The cameras of Try Harder! follow the Ivy League aspirants of Lowell High through their senior year. It's the year of advance placement tests and college applications and career counsellors and perfect GPAs and SAT scores and Tiger Moms and smug admission officers.

The self-awareness of these kids – most of whom are confronting adulthood as if it were an Applied Physics course – is what defines the disarming voice of this documentary. They seem to know exactly what the maker wants to say through them, and even go about verbalizing the conflicts of operating under intense pressure. They thrive on self-deprecatory humour and recognize the inherent absurdity of their situation, the crushing expectations of their parents, and the cost of losing a regular high-school childhood. As a result, viewers find themselves in a position of both sympathy and envy at once – we feel sorry for their sense of spirit but inspired by their emotional intelligence. At one point, a professor announces that he has liver cancer and is therefore sad to be leaving them mid-semester. A few of the kids get teary-eyed, one of them even breaks down, but the scary part is that it's unclear if they are crying for being abandoned midway through a crucial year or because their favourite teacher is hurting. To the film's credit, it answers this question through a human equation without compromising on the integrity of mathematical equations. 

Perhaps the most significant aspect of Try Harder! is the trust between the maker and her surroundings. I'm sort of amazed that the Lowell parents agreed to Debbie Lum's project, at the risk of their kids getting distracted during a definitive year of education. Having been a South Asian kid myself, growing up in an environment of academic ruthlessness, I can tell you that Lum must have really made quite the stirring speech to win over the suspicious adults. The access is nothing less than a minor miracle, akin to that of an investigative documentary bringing down an administration. There is so much at stake, that I can't help but wonder if the cameras doubled up as the kids' therapists during the filming period: some of them say things aloud and then realise just how ridiculous they sound, double-taking and learning about themselves on screen. Some even check their admission results on camera, generously inviting viewers into – and immortalizing – one of the most intimate moments of their lives. It's a wholesome watching experience, not least because one almost expects the filmmaker to reach out from behind the camera and soothe their fragile hearts. Not surprisingly, the Asian homes seem off-limits to the crew, while the two non-Asian homes become underdog films of their own. 

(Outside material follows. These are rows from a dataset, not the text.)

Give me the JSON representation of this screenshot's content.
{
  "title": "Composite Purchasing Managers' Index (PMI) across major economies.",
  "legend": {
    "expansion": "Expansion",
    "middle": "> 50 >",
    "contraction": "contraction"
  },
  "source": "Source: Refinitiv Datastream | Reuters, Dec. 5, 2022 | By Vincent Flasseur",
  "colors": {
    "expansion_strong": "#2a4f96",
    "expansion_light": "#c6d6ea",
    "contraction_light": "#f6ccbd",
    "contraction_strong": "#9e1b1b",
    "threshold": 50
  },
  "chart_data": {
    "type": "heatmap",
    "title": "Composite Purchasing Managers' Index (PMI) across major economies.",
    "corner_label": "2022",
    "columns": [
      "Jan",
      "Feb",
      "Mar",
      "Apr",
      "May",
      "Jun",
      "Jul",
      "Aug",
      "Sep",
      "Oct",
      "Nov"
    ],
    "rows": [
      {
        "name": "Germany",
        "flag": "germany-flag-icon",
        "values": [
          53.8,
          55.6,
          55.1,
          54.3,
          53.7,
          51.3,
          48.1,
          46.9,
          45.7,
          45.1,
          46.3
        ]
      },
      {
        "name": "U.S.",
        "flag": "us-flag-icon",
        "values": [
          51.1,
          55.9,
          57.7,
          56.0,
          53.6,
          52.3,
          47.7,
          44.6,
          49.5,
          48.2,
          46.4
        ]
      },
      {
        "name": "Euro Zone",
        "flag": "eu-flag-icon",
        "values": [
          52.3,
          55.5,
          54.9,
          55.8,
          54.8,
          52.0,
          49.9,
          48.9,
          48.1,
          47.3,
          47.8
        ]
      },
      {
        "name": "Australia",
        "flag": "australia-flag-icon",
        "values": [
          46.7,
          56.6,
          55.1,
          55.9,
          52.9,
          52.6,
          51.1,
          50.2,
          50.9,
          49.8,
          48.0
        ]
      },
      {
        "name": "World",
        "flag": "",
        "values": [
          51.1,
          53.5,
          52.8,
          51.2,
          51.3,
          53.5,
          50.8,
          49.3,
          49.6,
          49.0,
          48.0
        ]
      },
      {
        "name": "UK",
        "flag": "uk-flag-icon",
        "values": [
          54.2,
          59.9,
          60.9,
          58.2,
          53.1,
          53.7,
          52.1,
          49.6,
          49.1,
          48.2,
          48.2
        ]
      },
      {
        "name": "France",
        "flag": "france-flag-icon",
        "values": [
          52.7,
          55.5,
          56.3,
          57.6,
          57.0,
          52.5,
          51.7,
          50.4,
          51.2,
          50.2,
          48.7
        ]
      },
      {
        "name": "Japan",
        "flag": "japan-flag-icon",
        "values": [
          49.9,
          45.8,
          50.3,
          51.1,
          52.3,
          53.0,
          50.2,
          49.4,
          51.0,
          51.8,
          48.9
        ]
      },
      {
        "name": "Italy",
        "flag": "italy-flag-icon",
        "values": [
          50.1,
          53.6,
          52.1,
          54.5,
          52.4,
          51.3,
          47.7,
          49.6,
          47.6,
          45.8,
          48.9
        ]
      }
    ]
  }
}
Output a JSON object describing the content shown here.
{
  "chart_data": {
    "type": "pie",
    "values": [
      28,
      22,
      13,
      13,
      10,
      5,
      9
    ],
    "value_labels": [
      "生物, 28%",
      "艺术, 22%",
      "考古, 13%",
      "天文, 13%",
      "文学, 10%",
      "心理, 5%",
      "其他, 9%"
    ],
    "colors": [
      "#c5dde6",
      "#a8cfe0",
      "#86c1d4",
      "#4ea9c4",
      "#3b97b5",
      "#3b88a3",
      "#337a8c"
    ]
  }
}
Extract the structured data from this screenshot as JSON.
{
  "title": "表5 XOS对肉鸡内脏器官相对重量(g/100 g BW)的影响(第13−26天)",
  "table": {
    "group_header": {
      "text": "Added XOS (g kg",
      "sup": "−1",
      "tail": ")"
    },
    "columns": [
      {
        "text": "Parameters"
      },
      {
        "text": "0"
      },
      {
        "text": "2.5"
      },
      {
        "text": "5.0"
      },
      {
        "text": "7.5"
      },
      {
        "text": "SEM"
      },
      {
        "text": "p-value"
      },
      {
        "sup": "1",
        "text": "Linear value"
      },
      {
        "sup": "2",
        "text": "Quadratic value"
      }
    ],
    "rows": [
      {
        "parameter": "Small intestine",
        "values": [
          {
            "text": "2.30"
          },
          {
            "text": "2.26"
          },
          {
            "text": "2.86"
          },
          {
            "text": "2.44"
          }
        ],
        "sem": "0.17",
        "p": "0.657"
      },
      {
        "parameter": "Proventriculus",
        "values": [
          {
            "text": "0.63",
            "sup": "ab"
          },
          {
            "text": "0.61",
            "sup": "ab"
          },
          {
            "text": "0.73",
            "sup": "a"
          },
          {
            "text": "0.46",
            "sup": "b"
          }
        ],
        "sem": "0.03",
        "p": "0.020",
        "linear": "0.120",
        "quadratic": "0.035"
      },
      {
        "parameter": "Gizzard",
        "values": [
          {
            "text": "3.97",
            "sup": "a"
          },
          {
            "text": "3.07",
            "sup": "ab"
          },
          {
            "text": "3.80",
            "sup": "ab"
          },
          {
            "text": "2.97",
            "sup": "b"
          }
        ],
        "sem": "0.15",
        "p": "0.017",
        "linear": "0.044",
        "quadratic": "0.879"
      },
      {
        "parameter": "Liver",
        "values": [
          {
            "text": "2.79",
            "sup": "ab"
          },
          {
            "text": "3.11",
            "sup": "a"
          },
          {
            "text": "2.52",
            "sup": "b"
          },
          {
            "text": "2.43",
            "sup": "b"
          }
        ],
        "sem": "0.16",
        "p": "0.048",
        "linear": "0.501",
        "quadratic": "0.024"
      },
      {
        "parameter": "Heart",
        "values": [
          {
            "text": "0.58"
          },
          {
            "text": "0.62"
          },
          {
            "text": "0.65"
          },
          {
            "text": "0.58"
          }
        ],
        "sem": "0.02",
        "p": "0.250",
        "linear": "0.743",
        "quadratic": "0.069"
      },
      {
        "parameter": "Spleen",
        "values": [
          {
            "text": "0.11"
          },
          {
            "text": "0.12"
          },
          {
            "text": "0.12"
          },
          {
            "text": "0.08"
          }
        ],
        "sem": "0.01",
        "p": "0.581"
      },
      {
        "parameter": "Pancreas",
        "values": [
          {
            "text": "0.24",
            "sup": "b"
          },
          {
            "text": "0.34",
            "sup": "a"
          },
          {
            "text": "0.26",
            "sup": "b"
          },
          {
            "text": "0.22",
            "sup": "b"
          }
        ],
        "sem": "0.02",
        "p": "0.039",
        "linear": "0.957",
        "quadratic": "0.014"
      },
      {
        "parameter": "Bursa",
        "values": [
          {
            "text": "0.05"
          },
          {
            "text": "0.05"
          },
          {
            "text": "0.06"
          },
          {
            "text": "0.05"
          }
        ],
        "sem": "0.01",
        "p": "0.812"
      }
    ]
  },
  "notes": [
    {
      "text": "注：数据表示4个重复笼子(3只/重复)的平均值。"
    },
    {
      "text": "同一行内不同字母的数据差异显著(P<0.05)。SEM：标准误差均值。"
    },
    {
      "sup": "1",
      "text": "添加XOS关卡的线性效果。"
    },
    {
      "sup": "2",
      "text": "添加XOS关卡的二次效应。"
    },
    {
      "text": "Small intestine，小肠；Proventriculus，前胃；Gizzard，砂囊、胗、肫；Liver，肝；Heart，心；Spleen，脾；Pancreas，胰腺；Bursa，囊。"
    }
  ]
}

It goes without saying that trailing an ordinary teen in these times of unrest and uncertainty can make for the most compelling portraits of human nature. At this moment, fictional dramas and literature have nothing on the life of an anxious student. What makes Try Harder! even more striking is its hidden real-world epilogue. The fact that we're watching it in 2021, during a global pandemic, more than a year after it was actually shot lends an irreversible profundity to the nerves in the film. We are acutely aware of what followed the events of the film, even if there is no obvious nod to it. (I kept looking for the first sign of masks and sanitizers in the background.). 

To imagine that the kids put themselves through the grinder only for a once-in-a-lifetime pandemic to throw off all their elaborate plans lends context to the exclamation mark in the title. It also lends context to the haunting final scene of the documentary: A student is elated to get an admission letter. The reaction is unfiltered and raw. The identity of this student reiterates the tragedy of the American education system, but the identity of the human reiterates the magnanimity of fate. The Lowell kid wonders who to call first. Then the kid wonders who to call at all. What is the point of celebrating in an empty room? What is the point of screaming into an empty world?